Zur Ausführung der Tat(en) oder der Persönlichkeit des Beschwerdeführers fehlen Feststellungen im angefochtenen Bescheid. Die belangte Behörde hat nur festgehalten, der Beschwerdeführer sei im Verdacht gestanden, eine "Veruntreuung" begangen zu haben. Dass diese angelastete "Veruntreuung" wegen ihrer Art für die Annahme ausreiche, die erkennungsdienstliche Behandlung des Beschwerdeführers sei zur Vorbeugung weiterer gefährlicher Angriffe erforderlich, wurde im angefochtenen Bescheid nicht dargetan (vgl. die hg. Erkenntnisse vom 18. Mai 2009, Zl. 2009/17/0053; und vom 19. April 2012, Zl. 2012/01/0011).

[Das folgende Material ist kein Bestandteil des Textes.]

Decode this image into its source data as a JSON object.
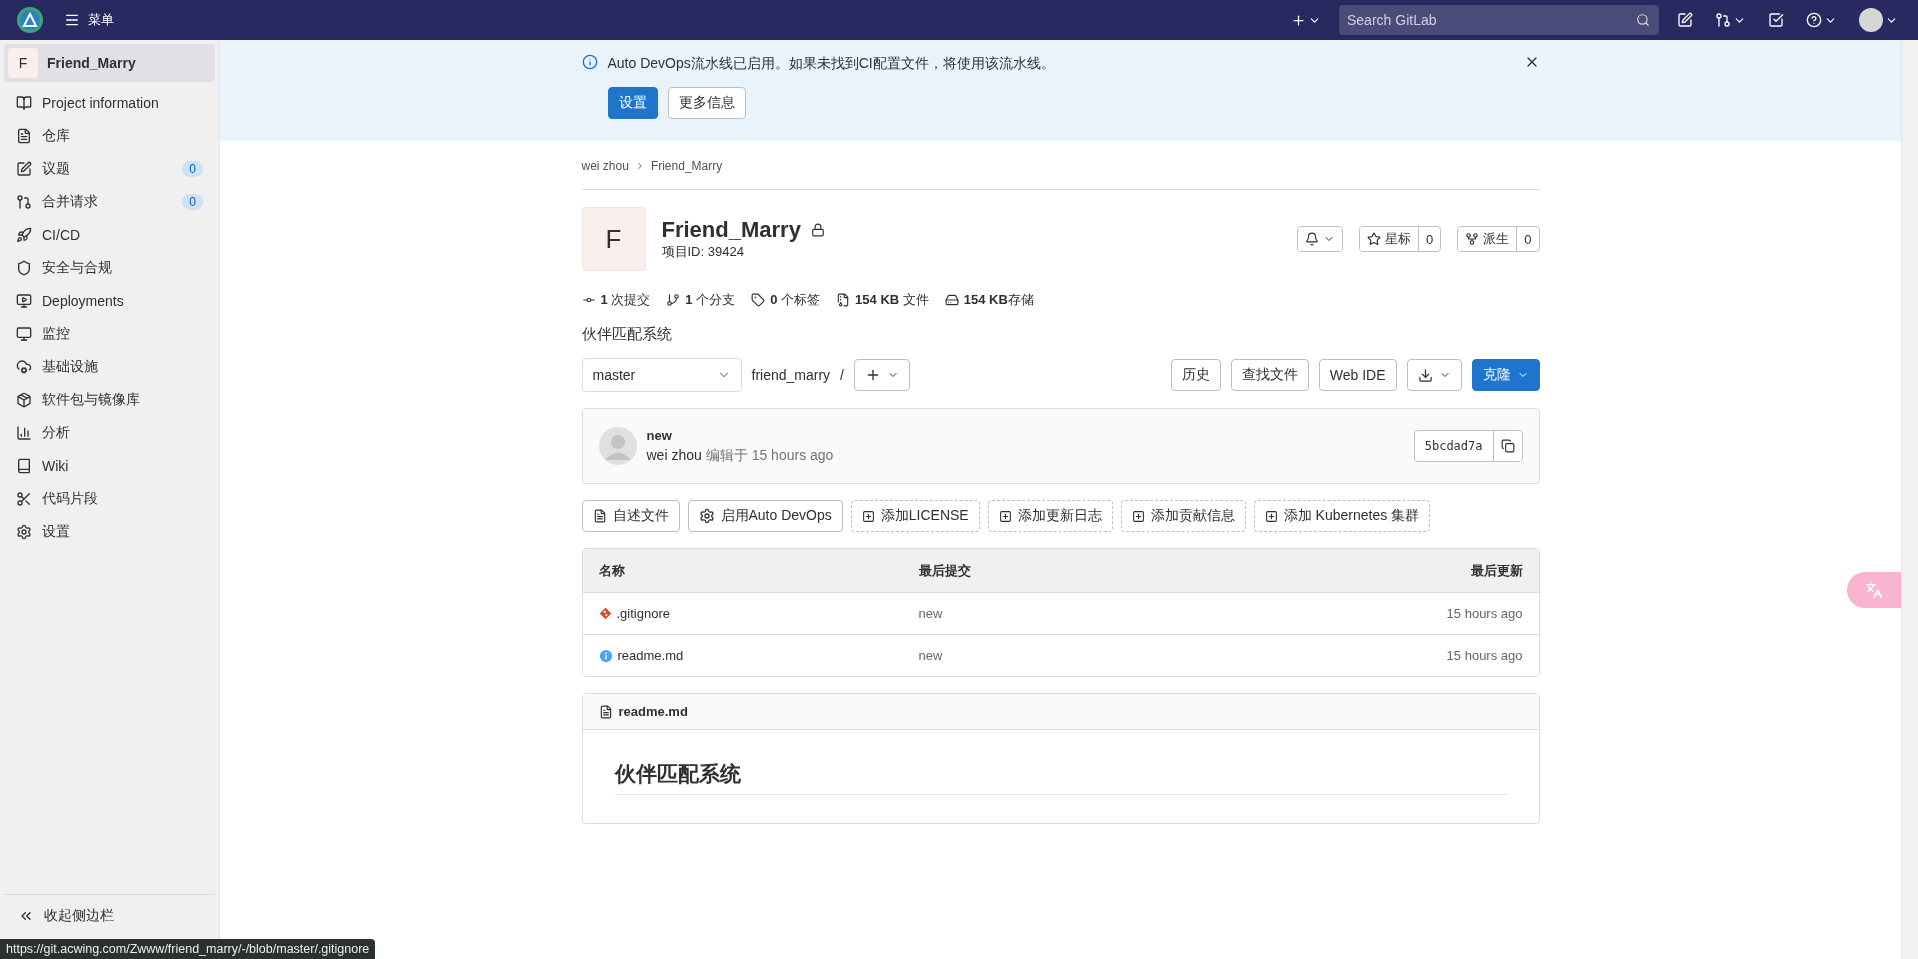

Die im angefochtenen Bescheid getroffenen Feststellungen erfüllen die oben dargestellten Anforderungen nicht.

Der angefochtene Bescheid war daher gemäß § 42 Abs. 2 Z. 1 VwGG wegen Rechtswidrigkeit seines Inhaltes aufzuheben.

Die Entscheidung über den Aufwandersatz beruht auf den §§ 47 ff VwGG in Verbindung mit der VwGH-Aufwandersatzverordnung 2008, BGBl. II Nr. 455.